The 'If Bernie Madoff Worked in School Finance' Award
This report from a Connecticut-based education advocacy group aims to Fix Our Broken School Funding System with a reverse Robin Hood take-from-the-poor approach nicely wrapped in a pious package of verbiage designed to hide its true effects. In truth, few areas of school policy are as ripe for legitimate critique as the way states allocate funds to schools. A disconcerting level of arbitrariness and inadequacy often marks these funding formulas. Yet this report doesn’t make use of well-established research conventions (adequacy or equity studies), or for that matter any sensible approach for determining if a formula is in fact broken. Instead, it promotes a “money follows the child” funding system that our reviewer points out would have the effect of making the system even more inequitable by shifting funding away from students learning English and those in poverty.
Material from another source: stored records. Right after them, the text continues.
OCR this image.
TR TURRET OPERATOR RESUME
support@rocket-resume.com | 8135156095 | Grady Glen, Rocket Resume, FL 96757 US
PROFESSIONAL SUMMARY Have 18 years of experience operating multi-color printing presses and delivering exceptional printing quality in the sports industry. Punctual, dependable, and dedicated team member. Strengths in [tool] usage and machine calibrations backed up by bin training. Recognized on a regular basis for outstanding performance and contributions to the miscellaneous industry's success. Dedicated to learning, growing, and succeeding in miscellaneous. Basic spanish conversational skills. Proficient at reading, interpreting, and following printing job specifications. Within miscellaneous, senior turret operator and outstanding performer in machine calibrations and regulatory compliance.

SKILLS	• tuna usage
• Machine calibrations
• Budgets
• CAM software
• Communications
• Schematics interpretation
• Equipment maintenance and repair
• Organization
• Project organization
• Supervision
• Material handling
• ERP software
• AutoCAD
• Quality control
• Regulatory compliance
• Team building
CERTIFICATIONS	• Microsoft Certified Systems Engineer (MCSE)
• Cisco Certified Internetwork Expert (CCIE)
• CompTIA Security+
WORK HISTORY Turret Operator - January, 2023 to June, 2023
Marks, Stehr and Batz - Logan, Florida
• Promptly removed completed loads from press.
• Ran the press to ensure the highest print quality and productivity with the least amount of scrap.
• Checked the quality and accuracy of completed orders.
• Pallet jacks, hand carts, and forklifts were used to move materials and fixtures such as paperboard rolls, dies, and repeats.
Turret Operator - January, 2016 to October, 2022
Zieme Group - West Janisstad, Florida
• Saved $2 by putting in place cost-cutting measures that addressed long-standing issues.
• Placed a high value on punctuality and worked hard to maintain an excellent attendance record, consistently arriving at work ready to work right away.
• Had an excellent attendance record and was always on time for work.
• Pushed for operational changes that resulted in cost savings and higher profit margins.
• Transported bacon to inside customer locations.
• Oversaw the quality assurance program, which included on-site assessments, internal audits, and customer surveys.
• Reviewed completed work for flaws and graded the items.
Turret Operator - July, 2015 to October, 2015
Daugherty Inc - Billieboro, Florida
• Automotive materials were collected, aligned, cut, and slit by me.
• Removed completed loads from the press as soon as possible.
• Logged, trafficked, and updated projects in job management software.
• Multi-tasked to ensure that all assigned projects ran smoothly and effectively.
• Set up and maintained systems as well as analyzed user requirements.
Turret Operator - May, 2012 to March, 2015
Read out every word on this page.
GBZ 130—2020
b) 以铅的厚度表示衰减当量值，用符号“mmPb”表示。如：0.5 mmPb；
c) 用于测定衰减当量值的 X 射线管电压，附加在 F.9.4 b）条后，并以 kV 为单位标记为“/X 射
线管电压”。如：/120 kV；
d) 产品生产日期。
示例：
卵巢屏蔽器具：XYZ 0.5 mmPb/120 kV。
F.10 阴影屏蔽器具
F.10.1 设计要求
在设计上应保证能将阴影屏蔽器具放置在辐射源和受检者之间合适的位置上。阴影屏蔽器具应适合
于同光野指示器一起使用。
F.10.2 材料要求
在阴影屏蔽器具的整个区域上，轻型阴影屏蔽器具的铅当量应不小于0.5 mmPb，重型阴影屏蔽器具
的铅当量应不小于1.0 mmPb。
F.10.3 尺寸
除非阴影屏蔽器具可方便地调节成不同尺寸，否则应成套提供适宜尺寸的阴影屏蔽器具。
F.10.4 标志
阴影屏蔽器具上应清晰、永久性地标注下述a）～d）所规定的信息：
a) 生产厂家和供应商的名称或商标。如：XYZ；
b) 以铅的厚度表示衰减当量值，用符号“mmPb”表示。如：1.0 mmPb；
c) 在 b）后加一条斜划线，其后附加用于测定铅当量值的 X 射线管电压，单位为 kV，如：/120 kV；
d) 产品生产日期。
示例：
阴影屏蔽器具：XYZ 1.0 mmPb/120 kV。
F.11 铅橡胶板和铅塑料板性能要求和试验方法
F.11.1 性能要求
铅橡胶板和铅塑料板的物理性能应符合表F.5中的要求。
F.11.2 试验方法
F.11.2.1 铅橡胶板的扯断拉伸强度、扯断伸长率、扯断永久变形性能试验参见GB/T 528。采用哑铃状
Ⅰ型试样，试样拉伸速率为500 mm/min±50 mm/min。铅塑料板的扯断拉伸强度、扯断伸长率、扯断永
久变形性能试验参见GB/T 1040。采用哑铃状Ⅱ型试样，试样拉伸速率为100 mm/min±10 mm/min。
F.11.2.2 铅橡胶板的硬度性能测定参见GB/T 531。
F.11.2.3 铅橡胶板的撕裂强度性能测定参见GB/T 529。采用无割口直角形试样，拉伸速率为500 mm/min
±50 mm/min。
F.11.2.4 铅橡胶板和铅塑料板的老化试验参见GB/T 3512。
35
The report’s empty claims are perfectly combined with its evidentiary barrenness. Consider, for instance, the genealogy of the report’s claim that the current formula provides low-income children with only an additional 11.5% of funding. That claim is based on a previous ConnCAN report, which refers readers to information in a footnote, which then refers readers to that report’s appendix. But pity the intrepid reader who makes it that far; the appendix provides no justification or further reference to the phantom 11.5% figure. Our reviewer pointed to similar evidentiary black holes regarding the report’s claims about charter school funding and performance. And yet another instance of fantasy numbers comes from the report’s recommended removal of funding for English language learners based on the contention that these children have already been counted as low-income children. There is no compelling evidence to this effect in the literature – nor is there any in the report.